In the ‘80s, Batchelder was working as a street performer and stunt man in Arizona. He eventually took on a director’s role at Rawhide, a Wild West attraction in which actors would walk around dressed as cowboys and break into shows based on bank robberies and jailbreaks.
“He was great at stage combat,” Vetter remembers. “And acting and stage presence, even singing. Other than his wife and his dogs, theatre was his greatest love.”
Back in Tulsa years later, Batchelder worked as office manager at Theatre Tulsa, then as house manager at the Tulsa Performing Arts Center.
Steve Fendt was Batchelder’s overseer at Tulsa PAC. “I knew his name before he started working here,” he recalls. “We all knew him to be a great performer, director, and a smart guy because of TACTA.”
The Tulsa Area Community Theatre Alliance was founded by Batchelder and wife Julie Tattershall in 1998 with a mission to “promote awareness of community theatre in the Tulsa Metro Area, to share resources, and to develop a cohesive marketing plan.”
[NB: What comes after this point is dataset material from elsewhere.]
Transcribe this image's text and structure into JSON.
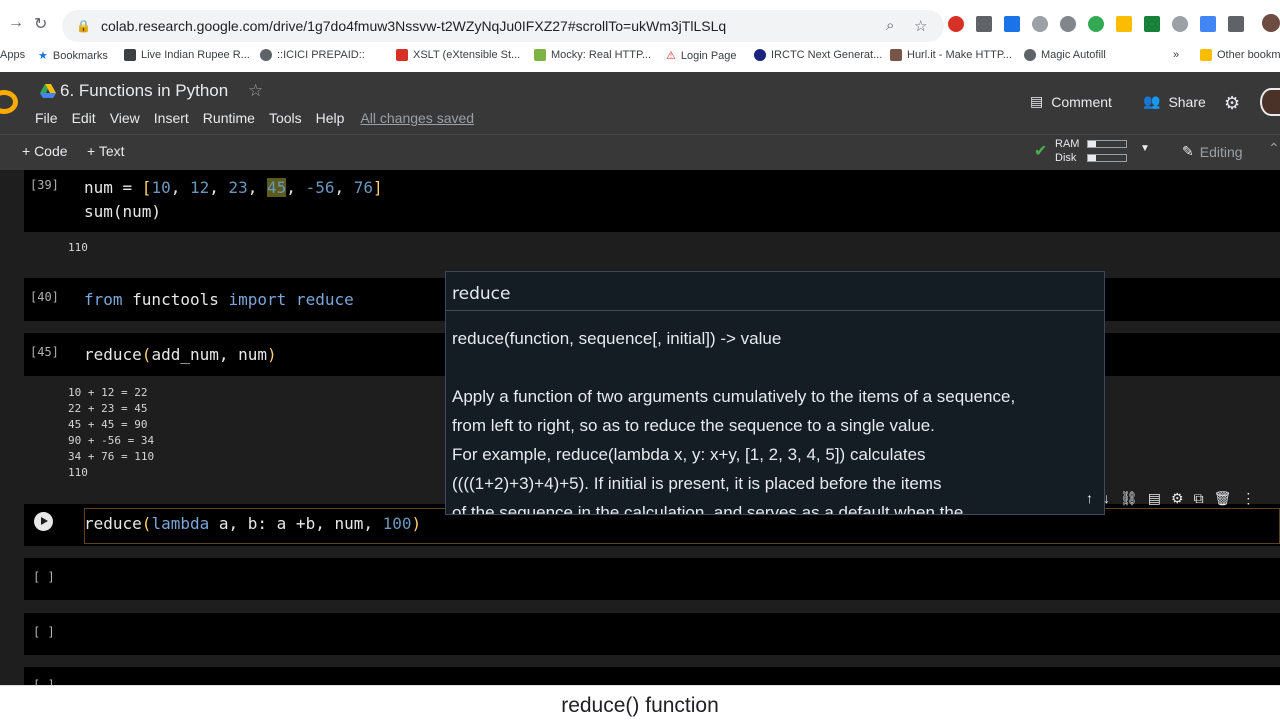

“An alliance between Tulsa theaters didn’t exist until then,” Fendt says. “Actually, it seemed impossible. Everybody was competing with one another, and it was sort of hostile. But Tony and Julie had a way of looking at a situation like that, shrugging their shoulders and finding a solution. Now we all share actors, costumes and props, ideas, marketing, everything. And everybody is more successful.”
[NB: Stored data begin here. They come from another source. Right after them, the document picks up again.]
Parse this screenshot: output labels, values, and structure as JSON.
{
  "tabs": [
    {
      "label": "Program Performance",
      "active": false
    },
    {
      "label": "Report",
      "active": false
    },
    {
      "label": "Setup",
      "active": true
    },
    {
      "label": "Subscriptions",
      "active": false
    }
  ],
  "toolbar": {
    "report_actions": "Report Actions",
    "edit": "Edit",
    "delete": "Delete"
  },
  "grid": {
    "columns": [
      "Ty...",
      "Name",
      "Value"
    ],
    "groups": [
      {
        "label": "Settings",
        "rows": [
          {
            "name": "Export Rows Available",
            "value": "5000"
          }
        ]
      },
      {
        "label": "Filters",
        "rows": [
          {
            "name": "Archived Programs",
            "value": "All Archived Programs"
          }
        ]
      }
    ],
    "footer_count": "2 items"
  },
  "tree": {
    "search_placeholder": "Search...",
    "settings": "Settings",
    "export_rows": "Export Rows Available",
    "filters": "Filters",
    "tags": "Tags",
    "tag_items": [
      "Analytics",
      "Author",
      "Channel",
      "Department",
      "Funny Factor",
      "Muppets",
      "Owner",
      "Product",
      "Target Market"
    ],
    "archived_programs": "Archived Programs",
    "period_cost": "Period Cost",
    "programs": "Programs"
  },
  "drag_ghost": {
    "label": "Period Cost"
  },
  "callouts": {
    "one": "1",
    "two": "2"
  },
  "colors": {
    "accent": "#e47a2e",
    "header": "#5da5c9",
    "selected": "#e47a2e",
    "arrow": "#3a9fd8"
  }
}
Batchelder started making newsletters, websites and various forums for theaters to post their needs and resources and express desires for future projects. He sent out regular emails, relaying the information to the entire theatre community.
Fendt remembers, “A lot of local theaters, like us at Tulsa PAC, are owned by the city. So when the city budget started making cuts, a lot of theaters were faced with having to shut down.”
But because of TACTA, and Batchelder’s flair for strategic compromising and gaining the respect of the right ears, they didn’t have to. “They found ways of consolidating things: housing multiple theatre companies in the same buildings, things like that.”
Between stories of Batchelder’s battles and triumphs, Fendt stops to chuckle to himself for a moment. “No matter what it was, if it was broken, or if it was starting to break, or if it would eventually break someday, Tony had already drawn up plans to fix it.”
Shawna Lewis is a writer based in Tulsa, Oklahoma.